1. World import growth has averaged 6-7% since 1970, but has since trended below that growth rate since Q2 2011. While there have been large recession-related dips in import growth, the below-trend growth we are currently witnessing is the longest such streak in the 46-year history represented.
The early-2011 drop in import growth also coincided with a steep decline in the global imports to GDP ratio. This figure increased rapidly from 1995 through 2008, regained its previous momentum coming out of the recession, before flattening in Q1 2011 and remaining that way through the present.

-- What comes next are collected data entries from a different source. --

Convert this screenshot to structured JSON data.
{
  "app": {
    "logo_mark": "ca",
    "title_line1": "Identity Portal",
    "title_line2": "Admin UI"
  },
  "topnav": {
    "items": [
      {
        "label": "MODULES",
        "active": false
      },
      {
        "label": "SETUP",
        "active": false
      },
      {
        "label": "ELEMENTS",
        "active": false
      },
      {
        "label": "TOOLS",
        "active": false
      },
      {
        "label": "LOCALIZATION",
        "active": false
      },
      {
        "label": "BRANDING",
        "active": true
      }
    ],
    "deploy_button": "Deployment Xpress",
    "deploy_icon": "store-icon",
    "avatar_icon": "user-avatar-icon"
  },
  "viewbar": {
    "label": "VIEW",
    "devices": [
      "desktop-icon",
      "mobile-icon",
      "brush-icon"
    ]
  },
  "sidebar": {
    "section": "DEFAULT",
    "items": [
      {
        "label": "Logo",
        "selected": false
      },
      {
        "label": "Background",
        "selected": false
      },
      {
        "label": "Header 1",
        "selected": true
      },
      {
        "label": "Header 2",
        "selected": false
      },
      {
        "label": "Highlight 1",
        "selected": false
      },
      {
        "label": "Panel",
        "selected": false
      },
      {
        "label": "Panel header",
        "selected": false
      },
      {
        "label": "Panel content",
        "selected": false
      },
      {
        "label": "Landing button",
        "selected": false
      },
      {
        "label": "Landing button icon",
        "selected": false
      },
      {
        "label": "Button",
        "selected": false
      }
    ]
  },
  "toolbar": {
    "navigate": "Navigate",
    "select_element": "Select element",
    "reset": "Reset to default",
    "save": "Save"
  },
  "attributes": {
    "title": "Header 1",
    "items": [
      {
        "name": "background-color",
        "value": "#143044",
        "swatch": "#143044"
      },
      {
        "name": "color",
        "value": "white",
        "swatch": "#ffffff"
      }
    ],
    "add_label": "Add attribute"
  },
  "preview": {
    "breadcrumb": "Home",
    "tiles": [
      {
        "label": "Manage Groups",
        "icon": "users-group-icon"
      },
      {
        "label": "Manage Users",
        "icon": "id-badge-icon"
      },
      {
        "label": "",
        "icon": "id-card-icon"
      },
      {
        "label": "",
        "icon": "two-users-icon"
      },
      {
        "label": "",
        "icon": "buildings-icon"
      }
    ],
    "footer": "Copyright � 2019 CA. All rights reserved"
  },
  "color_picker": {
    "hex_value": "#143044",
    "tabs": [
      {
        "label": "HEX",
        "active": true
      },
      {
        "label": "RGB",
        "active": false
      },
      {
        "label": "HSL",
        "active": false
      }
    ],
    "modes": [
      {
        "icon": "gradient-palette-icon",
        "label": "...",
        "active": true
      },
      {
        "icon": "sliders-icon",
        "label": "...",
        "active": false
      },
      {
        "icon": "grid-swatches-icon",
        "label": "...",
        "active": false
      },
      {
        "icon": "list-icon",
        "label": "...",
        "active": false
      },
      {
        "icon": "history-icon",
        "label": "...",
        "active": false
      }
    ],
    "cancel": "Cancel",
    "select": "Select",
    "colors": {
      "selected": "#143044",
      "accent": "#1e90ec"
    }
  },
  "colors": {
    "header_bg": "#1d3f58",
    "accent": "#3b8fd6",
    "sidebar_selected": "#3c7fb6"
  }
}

As we can see, the global imports to GDP pattern is broadly similar to the price movement of the most common emerging markets ETF (NYSEARCA:EEM):
Given such stark, sudden and enduring change, it’s fair to ask whether this is merely a temporary bog or something that represents an underlying structural shift. For example, over time, factors such as declining transportations costs, reduction of trade barriers, and more cost-efficient product inputs have all boosted the income elasticity of trade.
Since the financial crisis, business investment in particular has slowed, which typically has a high import content. In the US alone, real private non-residential fixed investment has grown just 1.03% since Q4 2007, after growing by 3.66% from Q1 1999 to Q4 2007.
This, in turn, has represented a strong headwind to trade growth. Theoretically it should be temporary, as businesses should be more inclined to invest once they become more confident about their economic futures.
Moreover, while trade liberalization and technology improvements may have helped amplify the income elasticity of trade ratio earlier, the influence of these elements may be waning and pushing the ratio closer to one-to-one, as might be expected in equilibrium.
Whatever the case, understanding the true nature of external demand for domestic goods is vital to policymakers given the role it has in helping better understand future domestic growth and inflation prospects. On top of this, having the awareness as to how trade ties fit together provides politicians and central bankers with a clearer understanding of how exogenous shocks may impact the domestic economy.